“对了,你知道你姐姐的事吗?”
“哪个姐姐?”陆七又将书卷放下,懒懒问道。
传闻魔界少主有六十六位姐姐,那次听青衣女子自报家门,小枝才真的信了。
“魔界五十三公主碧波。”小枝道。
“你是说她与白棠的事?”
小枝喜道:“你真的知道啊,那知道他们去哪了吗?”
陆七抬起眼帘,见小枝将竹椅往他这边挪了挪,眼睫动了动,到底没说出让她离他远点的话来。
“他们去哪了,我怎会知道?”
小枝脸上又爬上一层愁绪,托腮望雨兴叹,“哎,也不知他们有没有危险?凌云阁的事你听说了吗?”
陆七道:“有所耳闻,你想知道他们在哪?”
小枝点点头,突然眼眸一亮,转头盯着陆七,问道:“你有办法?”
陆七不语,只是从宽大的袍袖下伸出白皙修长的手,手心对着檐外的雨幕,虚空一抓,只见眨眼间,一只被黑雾笼罩的灵鸟扑腾着翅膀,如幽灵一般从雨中飞来。
灵鸟停在陆七手心,抖落了满身的雨水,开口道:“幽冥。”
小枝已经跑了过来,蹲在竹塌边,急急问道:“什么意思?”
灵鸟却不再说话了。
陆七蹙起眉头,沉思片刻,对灵鸟道:“去,将这个消息告诉父君。”
灵鸟用翅膀扫了扫他的手心,转身又飞进了雨幕中。
小枝一把抓住陆七没来得及收回的手,他的手心还残留有雨水,湿湿凉凉的,两人皆是一怔。

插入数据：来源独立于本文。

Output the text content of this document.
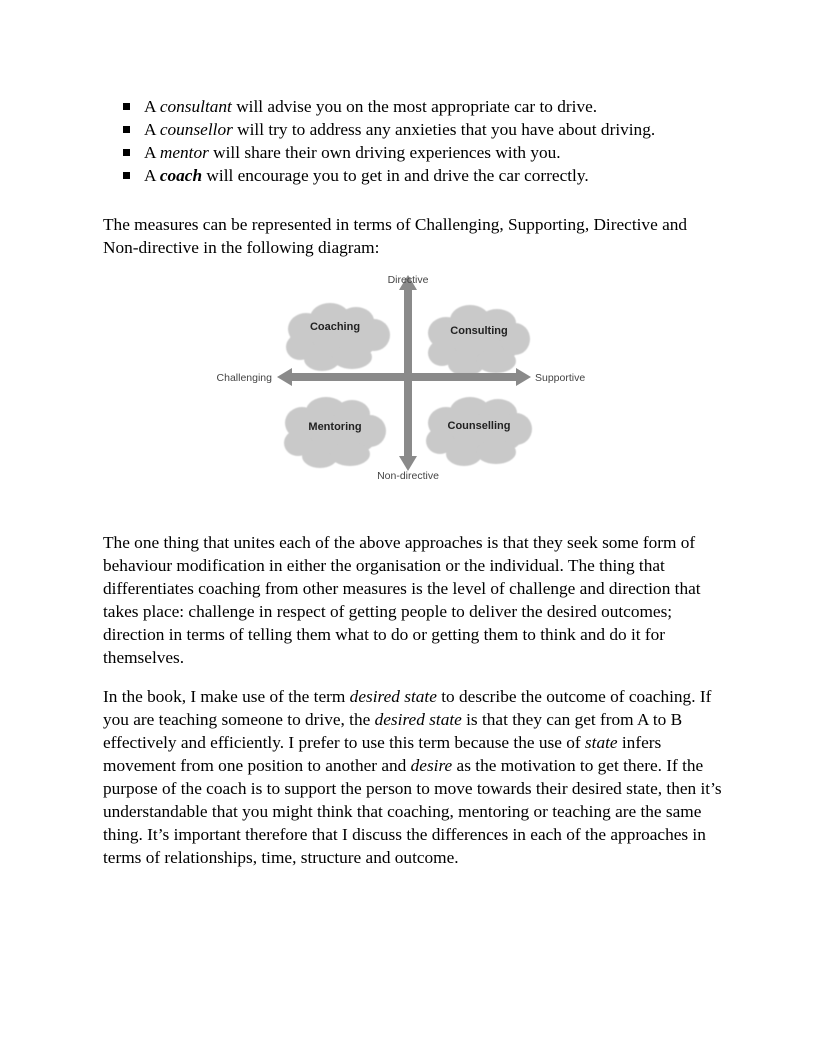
A consultant will advise you on the most appropriate car to drive.
A counsellor will try to address any anxieties that you have about driving.
A mentor will share their own driving experiences with you.
A coach will encourage you to get in and drive the car correctly.

The measures can be represented in terms of Challenging, Supporting, Directive and Non-directive in the following diagram:

Directive
Non-directive
Challenging	Supportive
Coaching	Consulting
Mentoring	Counselling

The one thing that unites each of the above approaches is that they seek some form of behaviour modification in either the organisation or the individual. The thing that differentiates coaching from other measures is the level of challenge and direction that takes place: challenge in respect of getting people to deliver the desired outcomes; direction in terms of telling them what to do or getting them to think and do it for themselves.

In the book, I make use of the term desired state to describe the outcome of coaching. If you are teaching someone to drive, the desired state is that they can get from A to B effectively and efficiently. I prefer to use this term because the use of state infers movement from one position to another and desire as the motivation to get there. If the purpose of the coach is to support the person to move towards their desired state, then it’s understandable that you might think that coaching, mentoring or teaching are the same thing. It’s important therefore that I discuss the differences in each of the approaches in terms of relationships, time, structure and outcome.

小枝心急之下,做出如此唐突的事来,脸上先是一红,赶紧抽回手,低下头,问道:“那只鸟的话是何意?”
陆七的手僵在半空,低声问道:“你这又是何意?”
“我……我不是故意要占你便宜的,我只是……”完了,解释不清了。
好在陆七不再揪着她不放,他道:“他们遇到危险了。”
“什么?他们在哪?”小枝瞪大眼睛盯着陆七,脸上红霞未褪。
“这事你不用管,你也管不了,我父君会想办法救他们。”
小枝蹲在地上,小小白白的一只,陆七差点没忍住,想要伸手在她头上揉一揉。
小枝将脑袋伏在竹塌上,神色恹恹,道:“是啊,我根本不是那只女鬼的对手,去了也只会拖累他们。”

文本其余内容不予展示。